ТРИ НОВЫХ ГОДА

Наталья Тюрина — о празднике, который всегда с нами

История первая. Начало

Ему было двадцать три, когда с подчеркнутой развязностью и неживыми от ужаса глазами он подошел ко мне познакомиться и тут же пригласил отметить это событие. Я уже целый год работала с ним в одной телевизионной редакции, но никогда не обращала внимания на этот узкий силуэт. Меня интересовали мужчины с десятком лишних килограммов, легкой сединой и ярко выраженным цинизмом. Один такой циник с равнодушием хирурга содрал с меня кожу заживо года за два до этого и ушел продолжать фарцовый московский кутеж восьмидесятых с другими восторженными ученицами первых курсов институтов. Кожа снова расти не хотела, терять мне было нечего. Мы пошли в липкий ресторан с толстым хрусталем и маленькими тарелочками из Дулева на столах. Обычно восприимчивая, я словно бы и не замечала ленивого хамства официантов. Мне стало так хорошо в этом доперестроечном общепите, что я, ни секунды не сомневаясь, ответила ему "КОНЕЧНО", когда он, по-подростковому пьяный, заявил: "Ты смеешься моим шуткам, и мне это нравится, нам надо пожениться".

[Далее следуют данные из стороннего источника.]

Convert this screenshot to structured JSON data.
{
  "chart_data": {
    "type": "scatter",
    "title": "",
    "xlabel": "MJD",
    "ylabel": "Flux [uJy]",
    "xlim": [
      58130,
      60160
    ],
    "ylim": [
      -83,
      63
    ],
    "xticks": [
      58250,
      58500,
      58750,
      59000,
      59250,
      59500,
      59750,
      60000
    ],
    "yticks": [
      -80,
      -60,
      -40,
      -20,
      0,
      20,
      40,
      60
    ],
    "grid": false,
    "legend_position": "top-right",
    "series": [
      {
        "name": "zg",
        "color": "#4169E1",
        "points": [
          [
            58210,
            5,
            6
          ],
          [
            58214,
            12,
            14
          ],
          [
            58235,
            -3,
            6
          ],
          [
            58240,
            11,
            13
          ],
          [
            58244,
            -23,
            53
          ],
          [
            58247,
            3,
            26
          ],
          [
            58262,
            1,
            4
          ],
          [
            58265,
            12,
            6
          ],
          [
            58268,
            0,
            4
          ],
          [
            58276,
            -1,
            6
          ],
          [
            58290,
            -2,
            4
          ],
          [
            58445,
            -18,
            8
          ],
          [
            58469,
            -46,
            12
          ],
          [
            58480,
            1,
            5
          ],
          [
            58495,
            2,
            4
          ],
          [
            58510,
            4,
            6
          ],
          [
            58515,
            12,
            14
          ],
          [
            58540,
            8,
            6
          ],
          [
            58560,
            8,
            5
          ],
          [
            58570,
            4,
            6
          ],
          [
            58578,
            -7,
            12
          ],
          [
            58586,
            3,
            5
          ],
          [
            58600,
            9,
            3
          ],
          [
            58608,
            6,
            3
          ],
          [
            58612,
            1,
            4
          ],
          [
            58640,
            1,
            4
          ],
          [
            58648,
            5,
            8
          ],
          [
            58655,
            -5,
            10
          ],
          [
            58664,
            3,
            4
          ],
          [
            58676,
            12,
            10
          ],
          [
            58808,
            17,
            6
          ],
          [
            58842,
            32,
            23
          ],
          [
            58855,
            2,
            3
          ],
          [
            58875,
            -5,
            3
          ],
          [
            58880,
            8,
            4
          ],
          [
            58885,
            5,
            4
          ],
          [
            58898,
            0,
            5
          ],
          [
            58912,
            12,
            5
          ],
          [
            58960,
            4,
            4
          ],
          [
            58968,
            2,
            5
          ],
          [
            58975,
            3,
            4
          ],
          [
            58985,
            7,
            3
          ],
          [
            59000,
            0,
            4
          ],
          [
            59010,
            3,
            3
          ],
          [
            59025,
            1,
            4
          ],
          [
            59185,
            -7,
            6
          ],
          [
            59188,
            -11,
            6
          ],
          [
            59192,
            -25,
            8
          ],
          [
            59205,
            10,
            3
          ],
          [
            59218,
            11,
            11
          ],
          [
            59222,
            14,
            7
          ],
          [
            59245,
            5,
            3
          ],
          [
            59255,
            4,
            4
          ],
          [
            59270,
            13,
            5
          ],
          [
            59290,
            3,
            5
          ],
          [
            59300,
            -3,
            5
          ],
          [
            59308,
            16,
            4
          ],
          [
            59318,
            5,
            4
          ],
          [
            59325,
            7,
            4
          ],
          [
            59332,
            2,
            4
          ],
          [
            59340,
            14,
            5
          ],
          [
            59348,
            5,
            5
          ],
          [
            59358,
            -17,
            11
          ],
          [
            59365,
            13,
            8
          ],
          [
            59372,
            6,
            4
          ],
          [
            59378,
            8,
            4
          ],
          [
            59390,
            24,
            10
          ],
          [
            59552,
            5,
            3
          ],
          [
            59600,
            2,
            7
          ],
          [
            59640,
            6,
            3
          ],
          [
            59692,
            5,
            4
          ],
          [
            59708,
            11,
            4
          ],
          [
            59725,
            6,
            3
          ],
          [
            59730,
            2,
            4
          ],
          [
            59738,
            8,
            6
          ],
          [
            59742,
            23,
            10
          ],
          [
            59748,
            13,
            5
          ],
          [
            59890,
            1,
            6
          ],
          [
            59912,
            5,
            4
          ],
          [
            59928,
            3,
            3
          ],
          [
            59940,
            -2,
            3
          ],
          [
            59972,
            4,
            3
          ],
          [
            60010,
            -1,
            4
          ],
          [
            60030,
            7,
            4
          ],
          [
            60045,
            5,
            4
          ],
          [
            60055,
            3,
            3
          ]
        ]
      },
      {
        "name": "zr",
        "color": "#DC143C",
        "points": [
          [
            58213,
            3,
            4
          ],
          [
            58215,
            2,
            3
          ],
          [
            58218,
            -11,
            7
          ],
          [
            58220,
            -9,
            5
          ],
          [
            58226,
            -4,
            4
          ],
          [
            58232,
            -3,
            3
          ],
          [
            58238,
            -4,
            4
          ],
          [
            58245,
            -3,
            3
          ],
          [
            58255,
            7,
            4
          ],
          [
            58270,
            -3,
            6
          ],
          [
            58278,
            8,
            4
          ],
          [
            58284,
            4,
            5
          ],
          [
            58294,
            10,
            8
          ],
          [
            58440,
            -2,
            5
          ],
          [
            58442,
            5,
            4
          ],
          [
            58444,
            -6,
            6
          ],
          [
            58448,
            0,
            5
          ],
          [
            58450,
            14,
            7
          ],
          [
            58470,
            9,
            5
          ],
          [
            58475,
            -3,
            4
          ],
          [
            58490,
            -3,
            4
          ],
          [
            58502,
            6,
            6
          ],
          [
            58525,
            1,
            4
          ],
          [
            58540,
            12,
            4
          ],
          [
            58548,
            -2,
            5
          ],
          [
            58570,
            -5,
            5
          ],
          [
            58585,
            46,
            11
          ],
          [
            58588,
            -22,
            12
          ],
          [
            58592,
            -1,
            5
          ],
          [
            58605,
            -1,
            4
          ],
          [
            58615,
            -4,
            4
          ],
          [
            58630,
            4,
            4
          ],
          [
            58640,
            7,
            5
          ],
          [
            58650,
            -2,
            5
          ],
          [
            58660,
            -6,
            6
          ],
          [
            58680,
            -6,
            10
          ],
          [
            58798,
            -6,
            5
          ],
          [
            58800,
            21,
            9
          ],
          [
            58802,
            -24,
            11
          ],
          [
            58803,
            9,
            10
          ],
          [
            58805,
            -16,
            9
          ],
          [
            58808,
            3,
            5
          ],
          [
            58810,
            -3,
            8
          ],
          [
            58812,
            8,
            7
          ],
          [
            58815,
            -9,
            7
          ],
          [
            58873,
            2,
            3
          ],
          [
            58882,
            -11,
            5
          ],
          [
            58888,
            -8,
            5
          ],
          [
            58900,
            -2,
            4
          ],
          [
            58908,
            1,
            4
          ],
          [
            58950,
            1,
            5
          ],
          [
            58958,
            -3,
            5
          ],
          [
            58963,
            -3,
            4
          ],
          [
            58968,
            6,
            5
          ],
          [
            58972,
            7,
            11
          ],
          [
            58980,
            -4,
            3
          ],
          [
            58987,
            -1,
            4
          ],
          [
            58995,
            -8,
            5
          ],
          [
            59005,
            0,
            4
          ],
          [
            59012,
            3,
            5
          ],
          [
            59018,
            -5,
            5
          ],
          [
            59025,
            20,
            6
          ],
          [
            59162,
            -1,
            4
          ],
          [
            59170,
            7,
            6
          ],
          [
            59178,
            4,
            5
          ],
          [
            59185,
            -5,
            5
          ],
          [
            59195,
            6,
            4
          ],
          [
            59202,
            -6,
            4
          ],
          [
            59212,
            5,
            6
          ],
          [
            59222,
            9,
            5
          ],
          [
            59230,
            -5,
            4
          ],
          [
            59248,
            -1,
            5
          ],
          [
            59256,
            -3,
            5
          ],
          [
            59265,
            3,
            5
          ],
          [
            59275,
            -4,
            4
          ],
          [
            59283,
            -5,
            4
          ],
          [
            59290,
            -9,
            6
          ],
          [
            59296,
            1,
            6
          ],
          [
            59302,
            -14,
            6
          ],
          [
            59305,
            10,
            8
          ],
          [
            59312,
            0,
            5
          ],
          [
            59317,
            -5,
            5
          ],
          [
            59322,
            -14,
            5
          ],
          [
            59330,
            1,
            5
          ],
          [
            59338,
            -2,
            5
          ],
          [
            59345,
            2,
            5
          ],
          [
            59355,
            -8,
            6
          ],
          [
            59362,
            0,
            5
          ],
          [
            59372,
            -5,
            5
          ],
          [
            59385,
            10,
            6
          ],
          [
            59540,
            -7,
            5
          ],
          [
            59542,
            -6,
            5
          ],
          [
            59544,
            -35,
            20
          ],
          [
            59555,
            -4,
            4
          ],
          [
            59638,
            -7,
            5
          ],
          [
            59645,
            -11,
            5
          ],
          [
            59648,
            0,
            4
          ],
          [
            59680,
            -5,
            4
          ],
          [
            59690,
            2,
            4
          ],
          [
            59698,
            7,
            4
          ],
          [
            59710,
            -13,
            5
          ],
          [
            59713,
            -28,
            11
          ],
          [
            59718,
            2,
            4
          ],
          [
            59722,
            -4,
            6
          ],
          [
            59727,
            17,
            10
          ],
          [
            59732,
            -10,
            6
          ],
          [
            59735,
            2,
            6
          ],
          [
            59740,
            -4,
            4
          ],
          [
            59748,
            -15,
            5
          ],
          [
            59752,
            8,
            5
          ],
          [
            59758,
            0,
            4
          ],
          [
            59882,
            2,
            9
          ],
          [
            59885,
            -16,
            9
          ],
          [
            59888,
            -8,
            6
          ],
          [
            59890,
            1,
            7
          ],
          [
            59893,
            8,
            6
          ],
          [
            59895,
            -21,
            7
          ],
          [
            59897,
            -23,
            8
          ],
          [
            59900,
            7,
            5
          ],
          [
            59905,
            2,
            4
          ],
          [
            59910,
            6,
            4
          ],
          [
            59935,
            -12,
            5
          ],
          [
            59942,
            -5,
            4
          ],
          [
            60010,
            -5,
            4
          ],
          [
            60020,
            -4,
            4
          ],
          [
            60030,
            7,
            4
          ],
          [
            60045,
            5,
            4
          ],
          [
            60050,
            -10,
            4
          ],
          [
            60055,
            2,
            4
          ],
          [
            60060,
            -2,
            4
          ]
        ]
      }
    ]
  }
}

Я привела его домой и, велев ложиться спать, пошла успокаивать мать, которая решила выступить с протестом против появления в доме пьяного мужчины. Когда я сказала ей, что это и не мужчина вовсе, он явился в дверях ее спальни с репликой: "Кто не мужчина? Я, между прочим, будущий муж". Мать рассмеялась, потому что на нем ничего, кроме шапки, не было, и мы смеялись втроем целых три недели до самого дня нашей свадьбы. Потом, когда после банкета мы наконец легли спать, он посмотрел на меня, я — на него и мы поняли, что то, ради узаконивания чего люди женятся, мы еще ни разу не делали. Нам было не до рутины. Потом мы снимали передачи назло тем, кто говорил, что нельзя жить и работать вместе, по вечерам лепили пельмени с нашим оператором и стали любимцами московского телезрителя, к которому ехали на помощь, размахивая камерой и микрофоном. В стране все перестраивали, ломали старое, не умея делать новое, а мы создавали новый телевизионный стиль и думали, что революционеры. И любовь эта была немереной, как немерено было и наше счастье.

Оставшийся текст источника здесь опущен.